U.S. auto sales kept up the recent positive momentum in March, with automakers posting solid advances as high gasoline prices spur buying of fuel-efficient models.

General Motors Co. (IW 500: 5), the world's biggest automaker by sales, reported March sales of 231,052 vehicles in the United States, up 12% from a year ago.

GM touted sales of a record 100,000 cars and crossovers that achieve at least a highway rating of 30 miles per gallon estimated by the U.S. Environmental Protection Agency.

"The economic recovery and a deep bench of fuel-efficient cars and crossovers have been driving our sales for more than a year, but the combined impact has never been stronger than it was in March," said Don Johnson, GM vice president, U.S. sales operations, in a news release.

"Since the last time fuel prices spiked, both the economy and GM's product portfolio are undeniably stronger."

GM passenger-car sales rose 22% from a year ago, with small and compact-car sales increasing a combined 62%.

Sales of crossovers -- vehicles built on a car platform that incorporate features of sport-utility vehicles -- leapt 47%, and midsize-car sales were up 38%.

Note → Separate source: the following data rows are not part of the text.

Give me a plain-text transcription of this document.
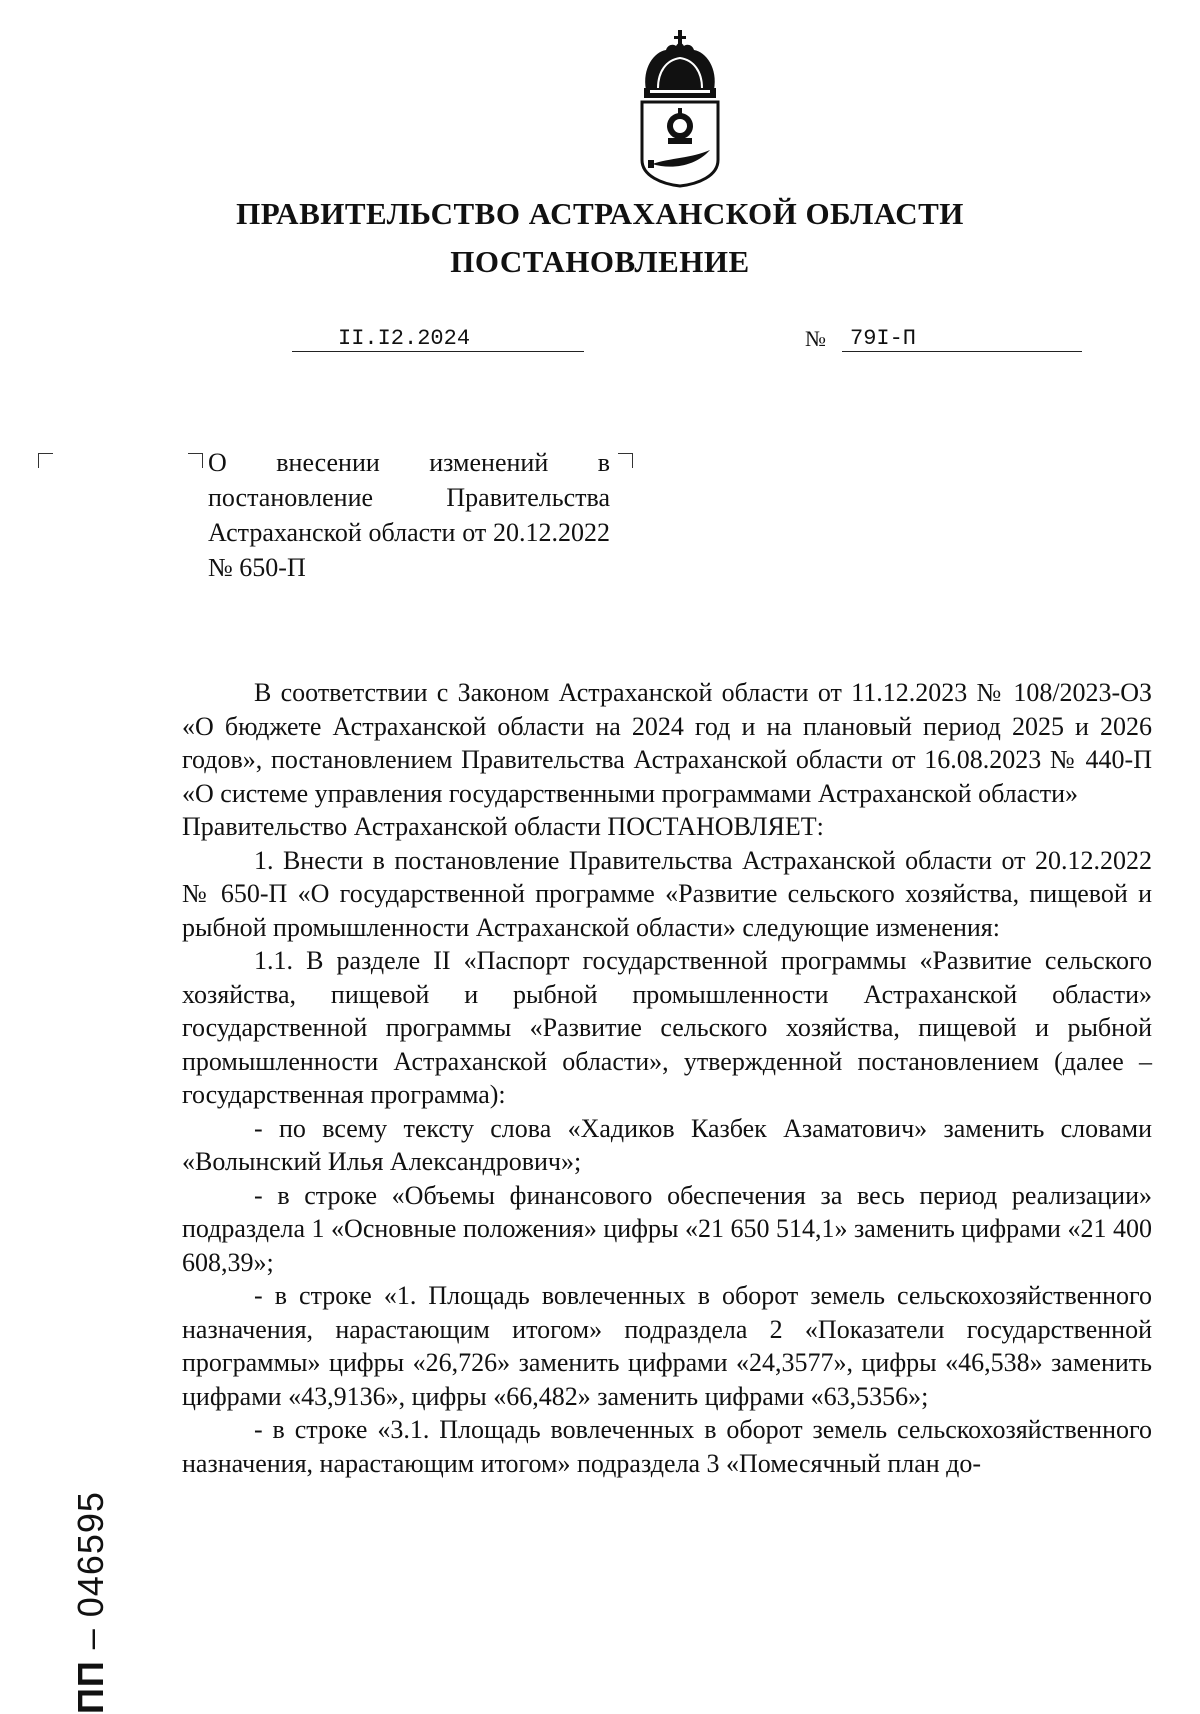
ПРАВИТЕЛЬСТВО АСТРАХАНСКОЙ ОБЛАСТИ
ПОСТАНОВЛЕНИЕ
II.I2.2024	№	79I-П
О внесении изменений в постановление Правительства Астраханской области от 20.12.2022 № 650-П

В соответствии с Законом Астраханской области от 11.12.2023 № 108/2023-ОЗ «О бюджете Астраханской области на 2024 год и на плановый период 2025 и 2026 годов», постановлением Правительства Астраханской области от 16.08.2023 № 440-П «О системе управления государственными программами Астраханской области»

Правительство Астраханской области ПОСТАНОВЛЯЕТ:

1. Внести в постановление Правительства Астраханской области от 20.12.2022 № 650-П «О государственной программе «Развитие сельского хозяйства, пищевой и рыбной промышленности Астраханской области» следующие изменения:

1.1. В разделе II «Паспорт государственной программы «Развитие сельского хозяйства, пищевой и рыбной промышленности Астраханской области» государственной программы «Развитие сельского хозяйства, пищевой и рыбной промышленности Астраханской области», утвержденной постановлением (далее – государственная программа):

- по всему тексту слова «Хадиков Казбек Азаматович» заменить словами «Волынский Илья Александрович»;

- в строке «Объемы финансового обеспечения за весь период реализации» подраздела 1 «Основные положения» цифры «21 650 514,1» заменить цифрами «21 400 608,39»;

- в строке «1. Площадь вовлеченных в оборот земель сельскохозяйственного назначения, нарастающим итогом» подраздела 2 «Показатели государственной программы» цифры «26,726» заменить цифрами «24,3577», цифры «46,538» заменить цифрами «43,9136», цифры «66,482» заменить цифрами «63,5356»;

- в строке «3.1. Площадь вовлеченных в оборот земель сельскохозяйственного назначения, нарастающим итогом» подраздела 3 «Помесячный план до-

ПП – 046595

Full-size pickup sales rose 14%, GM said. Only two brands -- Buick and Cadillac -- saw total sales declines in March, but only because of drops in fleet sales.

Ford Motor Co. (IW 500: 6), the No. 2 U.S. automaker, posted a 5% gain in sales, to 223,418 vehicles, its strongest sales performance since 2007.

Ford said the fuel-efficient Focus was its hottest-selling car, with sales up 78% and setting an all-time sales record of 28,562 units.

Ford also pointed to consumers' pain at the pump for the improvement in sales.

"Rising gas prices continued to drive strong customer demand for Ford's fuel-efficient vehicles throughout March and the first quarter," said Ken Czubay, vice president of U.S. marketing, sales and service.

Chrysler Group LLC, controlled by Italy's Fiat SpA (IW 1000: 81), said U.S. sales surged 34% to 121,730 units, its highest level since March 2008.

"The combination of credit availability, an improving economy, pent-up demand and even high fuel prices encouraging people to acquire newer more fuel-efficient vehicles are all helping to drive industry sales," said Reid Bigland, president and chief executive of Dodge Brand and head of U.S. sales, in a news release.

The March numbers marked the 24th consecutive month of year-over-year gains and the 10th month running of rises above 20% for Chrysler, the No. 3 U.S. automaker said.

The Chrysler brand led sales for the automaker, jumping 70% from March 2011.

Sales improved for all five of Chrysler's Jeep brand models, led by a 46% jump in Jeep Liberty sales, while Dodge brand sales rose 18%.

Fiat-brand sales skyrocketed a record 642% on a 12-month basis. The Fiat 500, sporting Italian design and fuel efficiency, was launched in the United States in March 2011.

Toyota Bouncing Back

Among foreign automakers, Toyota Motor Corp. (IW 1000: 5) posted a 15% rise in U.S. sales, to 203,282 vehicles, one year after Japan's earthquake and tsunami disaster disrupted production.

Toyota-brand sales climbed nearly 18% from March 2011, but sales at the luxury Lexus division slipped 2.6%.

Volkswagen AG (IW 1000: 10), aiming to become a major player in the U.S. market and topple GM from its global perch, said U.S. sales jumped 35% to 36,588 units in March, its best performance since 1973.